The new AIG pledge, coupled with similar aid for banks and other institutions, means that a significant portion of the $700 billion that Congress had approved for rescuing financial and other companies deemed vital to the economy has been committed. And pressure to widen the scope of such aid is growing as the economy sinks deeper into trouble.
"The money could go quickly," said Daniel J. Ikenson, associate director of the Center for Trade Policy Studies at the Cato Institute, a free-market think tank. "As long as there is a big pot of money sitting here in Washington, every industry is going to ready its lobbyists to get a slice of that pie."
Already, the government has committed $250 billion to buy direct stakes in banks, and an additional $40 billion from the fund will go to AIG to supplement loan guarantees made before the rescue legislation was passed.
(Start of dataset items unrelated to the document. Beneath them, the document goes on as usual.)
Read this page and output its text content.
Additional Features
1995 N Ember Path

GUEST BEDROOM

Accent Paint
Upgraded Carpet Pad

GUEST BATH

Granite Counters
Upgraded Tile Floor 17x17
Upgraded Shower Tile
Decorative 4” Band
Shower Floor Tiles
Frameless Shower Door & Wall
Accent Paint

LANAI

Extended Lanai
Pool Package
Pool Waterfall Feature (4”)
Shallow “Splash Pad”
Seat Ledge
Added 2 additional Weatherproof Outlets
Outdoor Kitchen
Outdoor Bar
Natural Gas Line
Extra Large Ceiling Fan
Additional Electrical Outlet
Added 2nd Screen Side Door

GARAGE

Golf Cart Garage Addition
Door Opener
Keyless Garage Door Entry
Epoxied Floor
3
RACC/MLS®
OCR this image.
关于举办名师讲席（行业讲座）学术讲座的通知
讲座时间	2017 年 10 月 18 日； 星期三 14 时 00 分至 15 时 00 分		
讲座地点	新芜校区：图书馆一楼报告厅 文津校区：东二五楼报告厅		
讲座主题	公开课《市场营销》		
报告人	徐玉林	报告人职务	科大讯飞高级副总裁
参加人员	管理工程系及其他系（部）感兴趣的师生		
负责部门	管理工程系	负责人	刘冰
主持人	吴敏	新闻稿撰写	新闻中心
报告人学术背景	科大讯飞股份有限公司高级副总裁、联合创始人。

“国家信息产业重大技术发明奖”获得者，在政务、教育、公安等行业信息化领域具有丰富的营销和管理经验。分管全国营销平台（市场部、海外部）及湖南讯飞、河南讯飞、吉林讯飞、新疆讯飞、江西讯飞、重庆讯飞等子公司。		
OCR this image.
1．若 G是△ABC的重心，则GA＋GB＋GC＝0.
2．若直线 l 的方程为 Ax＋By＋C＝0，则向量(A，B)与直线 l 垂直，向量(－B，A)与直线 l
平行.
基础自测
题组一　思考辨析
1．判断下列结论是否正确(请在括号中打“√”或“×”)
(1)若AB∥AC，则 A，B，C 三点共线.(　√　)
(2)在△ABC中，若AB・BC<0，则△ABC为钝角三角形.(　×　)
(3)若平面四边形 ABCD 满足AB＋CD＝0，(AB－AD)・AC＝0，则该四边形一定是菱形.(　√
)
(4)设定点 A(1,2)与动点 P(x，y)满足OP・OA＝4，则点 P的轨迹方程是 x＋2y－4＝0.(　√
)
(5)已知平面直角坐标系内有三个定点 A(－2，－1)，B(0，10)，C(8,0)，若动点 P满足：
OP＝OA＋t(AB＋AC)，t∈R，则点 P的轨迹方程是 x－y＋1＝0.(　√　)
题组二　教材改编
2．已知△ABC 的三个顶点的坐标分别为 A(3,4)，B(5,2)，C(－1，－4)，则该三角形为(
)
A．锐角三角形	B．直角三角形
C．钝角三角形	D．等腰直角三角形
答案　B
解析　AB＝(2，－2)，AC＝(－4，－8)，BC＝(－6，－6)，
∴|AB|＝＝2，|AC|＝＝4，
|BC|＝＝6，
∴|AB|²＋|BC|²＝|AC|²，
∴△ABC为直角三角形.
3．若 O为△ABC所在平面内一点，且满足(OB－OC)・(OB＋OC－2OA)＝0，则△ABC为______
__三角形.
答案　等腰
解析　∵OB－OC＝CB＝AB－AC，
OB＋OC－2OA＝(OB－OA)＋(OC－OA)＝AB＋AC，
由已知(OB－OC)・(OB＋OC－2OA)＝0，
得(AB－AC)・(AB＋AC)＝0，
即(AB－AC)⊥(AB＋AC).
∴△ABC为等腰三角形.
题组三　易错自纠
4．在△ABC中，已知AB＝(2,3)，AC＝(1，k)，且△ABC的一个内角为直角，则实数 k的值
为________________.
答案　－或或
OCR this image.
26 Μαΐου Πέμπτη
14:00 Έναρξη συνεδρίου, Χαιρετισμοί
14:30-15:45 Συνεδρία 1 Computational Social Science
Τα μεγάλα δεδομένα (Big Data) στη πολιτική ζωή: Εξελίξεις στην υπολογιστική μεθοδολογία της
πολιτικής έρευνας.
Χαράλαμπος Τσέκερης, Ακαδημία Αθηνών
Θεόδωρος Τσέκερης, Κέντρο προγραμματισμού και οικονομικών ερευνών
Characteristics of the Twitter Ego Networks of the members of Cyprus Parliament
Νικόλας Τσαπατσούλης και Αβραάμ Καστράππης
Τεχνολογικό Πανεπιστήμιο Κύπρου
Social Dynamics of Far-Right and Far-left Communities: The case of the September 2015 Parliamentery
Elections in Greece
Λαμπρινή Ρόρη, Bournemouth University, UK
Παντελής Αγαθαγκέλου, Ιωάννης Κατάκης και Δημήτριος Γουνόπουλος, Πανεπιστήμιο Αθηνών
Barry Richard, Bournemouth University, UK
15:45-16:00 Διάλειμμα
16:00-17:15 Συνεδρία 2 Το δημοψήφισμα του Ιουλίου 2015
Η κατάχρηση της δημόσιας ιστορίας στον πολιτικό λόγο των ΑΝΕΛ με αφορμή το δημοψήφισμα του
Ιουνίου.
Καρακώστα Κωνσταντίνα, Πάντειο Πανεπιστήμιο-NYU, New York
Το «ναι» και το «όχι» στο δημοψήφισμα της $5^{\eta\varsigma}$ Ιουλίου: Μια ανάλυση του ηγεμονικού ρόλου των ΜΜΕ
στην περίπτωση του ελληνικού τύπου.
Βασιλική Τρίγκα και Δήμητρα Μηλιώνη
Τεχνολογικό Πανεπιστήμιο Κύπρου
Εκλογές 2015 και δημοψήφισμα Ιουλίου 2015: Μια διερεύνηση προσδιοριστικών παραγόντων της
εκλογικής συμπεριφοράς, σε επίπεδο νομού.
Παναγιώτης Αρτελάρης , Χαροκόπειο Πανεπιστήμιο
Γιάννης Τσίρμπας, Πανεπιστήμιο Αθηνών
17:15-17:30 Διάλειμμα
"What if a lot of these Silicon Valley start-ups can't get financing -- do we start bailing them out? Or Apple, or Microsoft, or Yahoo?" said Timothy J. Yeager, an associate finance professor at the University of Arkansas at Fayetteville and a former economist at the Federal Reserve Bank of St. Louis. "Where do you stop?"
In the latest sign of pressure to help teetering U.S. automakers, the Michigan congressional delegation wrote to Treasury Secretary Henry M. Paulson on Monday urging him to authorize "emergency assistance" for the domestic auto industry.
Over the weekend, House Speaker Nancy Pelosi (D-San Francisco) and Senate Majority Leader Harry Reid (D-Nevada) also wrote to Paulson, asking him to review the terms of the rescue legislation to determine whether automakers qualify.
"A healthy automobile manufacturing sector is essential to the restoration of financial market stability, the overall health of our economy and the livelihood of the automobile sector's workforce," they wrote.
Congress had authorized up to $25 billion in government-backed loans for automakers, but with General Motors Corp., Chrysler and Ford Motor Co. weakened by the economic crisis, industry leaders and lawmakers are calling for much more help.
President-elect Barack Obama said Friday that the industry is "the backbone of American manufacturing" and its troubles affect "countless suppliers, small businesses and communities throughout our nation."
Senate leader Reid believes the $700-billion financial rescue legislation is worded broadly enough to allow help for automakers, spokesman Jim Manley said. Sen. Carl Levin (D-Mich.) said Saturday that in case the Treasury Department rejected that view, he was preparing an amendment to the legislation to allow it.
On Monday, Sen. Sherrod Brown (D-Ohio) joined the call for aid to automakers, noting that "tens of thousands of Ohio families rely on the auto industry for their livelihood."
"The collapse of the domestic auto industry is not a viable option for our nation's economic security," Brown said.
Treasury spokeswoman Jennifer Zuccarelli said no decisions had been made about automaker eligibility. Although the White House has not embraced aid for automakers, spokeswoman Dana Perino said Monday that it was willing to listen to ideas.
The need to restructure the AIG bailout after less than two months demonstrates the difficulties of such rescue operations in relieving a continuing credit crunch.
"We have accomplished a great deal in a short period of time. But our work is only beginning," Neel Kashkari, interim assistant Treasury secretary for financial stability, said at a securities industry conference in New York.
The original AIG bailout consisted of an $85-billion emergency line of credit established in September, supplemented by $37.8 billion more early last month. The goal was to stabilize AIG so that it could sell some of its numerous assets throughout the financial system and stave off bankruptcy.